Por un motivo que no lograba entender, me di cuenta de que me sentía más cómoda con aquel joven, que hacía gala de un sarcasmo tan pronunciado y una timidez tan agresiva, que con cualquier otra persona desde la muerte de Greg.
– He cambiado de opinión -dije-. A no ser que creas que eso pueda molestar a tu padre.
– También es mi casa.
– Bueno, sólo entraré unos minutos. Tal vez podrías prepararme un café.
– Así me puedes preguntar sobre ella, en vez de preguntarle a mi padre. Por lo menos yo seré sincero. No es a mí a quien ha dejado en ridículo.
Me guió a través del vestíbulo y me llevó por un pasillo lleno de fotografías. No eran como las que Greg y yo tenemos -teníamos- en nuestras paredes, collages improvisados de imágenes en las que aparecíamos en diversos momentos de nuestras vidas, sino retratos, cada uno con su marco. Distinguí algunos mientras avanzaba: la vi a ella, la piel blanca contrastando con un vestido largo negro; la volví a ver, con el cabello recogido y una sonrisa indiferente en los labios.

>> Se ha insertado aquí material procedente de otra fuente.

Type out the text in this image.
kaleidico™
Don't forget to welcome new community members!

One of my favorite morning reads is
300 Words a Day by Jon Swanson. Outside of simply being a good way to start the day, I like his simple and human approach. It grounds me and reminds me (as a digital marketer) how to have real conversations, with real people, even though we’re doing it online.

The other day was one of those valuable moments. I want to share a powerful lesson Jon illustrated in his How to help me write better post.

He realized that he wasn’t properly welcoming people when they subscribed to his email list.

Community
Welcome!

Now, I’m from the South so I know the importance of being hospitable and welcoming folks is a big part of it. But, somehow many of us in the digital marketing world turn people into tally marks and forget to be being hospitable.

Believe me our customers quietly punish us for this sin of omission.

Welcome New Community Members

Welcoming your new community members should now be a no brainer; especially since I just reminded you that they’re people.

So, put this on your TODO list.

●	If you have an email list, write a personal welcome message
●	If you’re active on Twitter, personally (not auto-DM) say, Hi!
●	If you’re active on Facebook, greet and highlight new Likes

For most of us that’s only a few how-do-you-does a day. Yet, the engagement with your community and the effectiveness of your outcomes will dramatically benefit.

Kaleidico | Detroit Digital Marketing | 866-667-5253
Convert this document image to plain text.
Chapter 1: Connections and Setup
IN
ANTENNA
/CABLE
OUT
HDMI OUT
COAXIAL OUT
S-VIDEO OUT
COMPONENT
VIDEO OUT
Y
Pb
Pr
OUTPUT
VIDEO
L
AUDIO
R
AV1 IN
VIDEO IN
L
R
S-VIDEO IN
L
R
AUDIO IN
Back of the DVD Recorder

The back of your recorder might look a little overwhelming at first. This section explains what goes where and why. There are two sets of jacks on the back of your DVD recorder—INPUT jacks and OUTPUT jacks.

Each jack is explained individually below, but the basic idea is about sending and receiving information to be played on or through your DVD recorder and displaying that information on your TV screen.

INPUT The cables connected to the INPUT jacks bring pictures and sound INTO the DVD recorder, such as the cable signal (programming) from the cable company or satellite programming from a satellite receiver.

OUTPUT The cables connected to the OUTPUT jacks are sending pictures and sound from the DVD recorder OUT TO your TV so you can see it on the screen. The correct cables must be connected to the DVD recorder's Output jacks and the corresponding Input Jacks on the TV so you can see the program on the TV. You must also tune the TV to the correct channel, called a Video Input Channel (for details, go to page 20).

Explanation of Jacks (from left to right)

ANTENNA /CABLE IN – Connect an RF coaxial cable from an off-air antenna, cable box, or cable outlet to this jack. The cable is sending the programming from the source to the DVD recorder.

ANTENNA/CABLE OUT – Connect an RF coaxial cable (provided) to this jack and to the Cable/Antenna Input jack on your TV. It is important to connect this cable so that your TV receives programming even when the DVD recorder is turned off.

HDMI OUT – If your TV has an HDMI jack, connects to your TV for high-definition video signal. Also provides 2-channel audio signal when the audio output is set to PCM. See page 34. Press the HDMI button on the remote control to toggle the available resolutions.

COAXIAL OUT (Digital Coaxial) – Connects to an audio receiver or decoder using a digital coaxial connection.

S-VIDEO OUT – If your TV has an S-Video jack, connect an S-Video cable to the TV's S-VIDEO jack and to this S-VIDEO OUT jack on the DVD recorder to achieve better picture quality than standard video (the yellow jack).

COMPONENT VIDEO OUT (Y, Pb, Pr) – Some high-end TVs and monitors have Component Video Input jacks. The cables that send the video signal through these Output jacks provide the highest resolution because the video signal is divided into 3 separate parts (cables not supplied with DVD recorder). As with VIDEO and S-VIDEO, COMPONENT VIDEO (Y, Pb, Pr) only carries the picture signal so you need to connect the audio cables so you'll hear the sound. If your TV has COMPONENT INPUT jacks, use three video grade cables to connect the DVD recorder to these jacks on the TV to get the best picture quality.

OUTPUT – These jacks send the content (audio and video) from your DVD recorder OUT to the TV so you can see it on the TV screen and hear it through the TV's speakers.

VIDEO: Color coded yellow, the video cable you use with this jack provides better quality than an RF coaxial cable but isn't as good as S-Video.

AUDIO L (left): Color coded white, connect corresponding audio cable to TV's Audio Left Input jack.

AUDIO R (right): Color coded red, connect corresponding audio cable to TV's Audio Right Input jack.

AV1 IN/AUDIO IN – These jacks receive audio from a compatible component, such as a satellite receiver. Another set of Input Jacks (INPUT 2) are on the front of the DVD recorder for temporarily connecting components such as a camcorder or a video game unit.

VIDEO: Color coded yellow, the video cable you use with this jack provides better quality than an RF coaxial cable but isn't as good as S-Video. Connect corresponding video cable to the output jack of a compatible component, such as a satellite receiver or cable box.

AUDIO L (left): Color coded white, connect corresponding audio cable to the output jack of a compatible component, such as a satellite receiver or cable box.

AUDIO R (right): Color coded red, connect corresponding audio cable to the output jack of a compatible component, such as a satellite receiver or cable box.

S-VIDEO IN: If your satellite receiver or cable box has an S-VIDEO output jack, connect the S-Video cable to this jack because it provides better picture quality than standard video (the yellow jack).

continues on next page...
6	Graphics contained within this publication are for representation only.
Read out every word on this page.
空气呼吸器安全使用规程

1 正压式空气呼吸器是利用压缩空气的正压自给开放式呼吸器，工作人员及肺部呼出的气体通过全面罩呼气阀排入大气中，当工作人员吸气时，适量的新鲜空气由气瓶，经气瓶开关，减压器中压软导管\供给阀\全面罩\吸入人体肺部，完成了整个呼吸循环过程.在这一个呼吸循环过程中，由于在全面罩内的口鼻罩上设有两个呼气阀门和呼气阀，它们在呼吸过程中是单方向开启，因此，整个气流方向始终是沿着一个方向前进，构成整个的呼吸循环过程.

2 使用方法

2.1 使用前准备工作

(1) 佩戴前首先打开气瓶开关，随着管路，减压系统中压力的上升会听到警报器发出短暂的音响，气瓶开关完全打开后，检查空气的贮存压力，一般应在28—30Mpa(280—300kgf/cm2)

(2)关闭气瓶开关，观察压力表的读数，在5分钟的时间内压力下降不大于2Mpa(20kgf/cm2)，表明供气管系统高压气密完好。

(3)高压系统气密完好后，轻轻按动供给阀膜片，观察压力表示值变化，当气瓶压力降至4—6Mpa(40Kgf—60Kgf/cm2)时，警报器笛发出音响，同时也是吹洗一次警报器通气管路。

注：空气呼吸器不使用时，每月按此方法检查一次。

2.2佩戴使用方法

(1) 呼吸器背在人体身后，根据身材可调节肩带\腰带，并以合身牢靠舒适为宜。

La cocina era enorme y los electrodomésticos relucían; por unas puertas dobles que daban al jardín entraba luz a raudales.
– ¿Café solo?
Empezó a llenar el hervidor de agua.
– Con leche -respondí-. Entonces, ¿no sabíais quién era Greg, mi marido?
– ¿Y por qué íbamos a saberlo?
– ¿Qué quieres decir?
– La gracia de una aventura secreta es que sea secreta. -Esa frase estaba empezando a cansarme-. A Milena le gustaban los secretos. -Puso una cucharada de café molido en una cafetera de émbolo-. Ella era especialista en eso: secretos, chismes, rumores.
– Entonces, ¿no os ha sorprendido?
– La verdad es que no. La muerte sí, claro.
– ¿Y a tu padre?
– No lo sé. No se lo he preguntado. Aquí tienes el café. Ponte la leche que quieras.
Vertí un poco de leche y di un sorbo. Estaba tan fuerte que di un respingo.
– Entonces, ¿no estás seguro?
Por primera vez, un destello de interés… no, de intensa curiosidad apareció en su rostro. Entrecerró levemente los ojos.
– Murieron juntos. Eso implica bastante intimidad -observó.
– Sí.
– ¿A qué te refieres, entonces?
– Pues que tal vez no hayáis encontrado nada que demostrase que tu madrastra conocía a Greg.
– No lo he buscado. ¿Por qué iba a hacerlo?
– ¿Y tu padre?
– ¿Mi padre? -Enarcó las cejas con gesto burlón-. Mi padre se ha dedicado a trabajar mucho desde la muerte. Ha estado ocupado.
– Ya.
– Tú seguramente no -me soltó.
– Supongo que no. -Exhalé un suspiro, dejé la taza y me incorporé-. Gracias, Silvio.
Quise ponerle la mano en el hombro, decirle que todo se solucionaría, pero me pareció que no le haría mucha gracia.
– Eres distinta a lo que esperaba -me espetó en la puerta.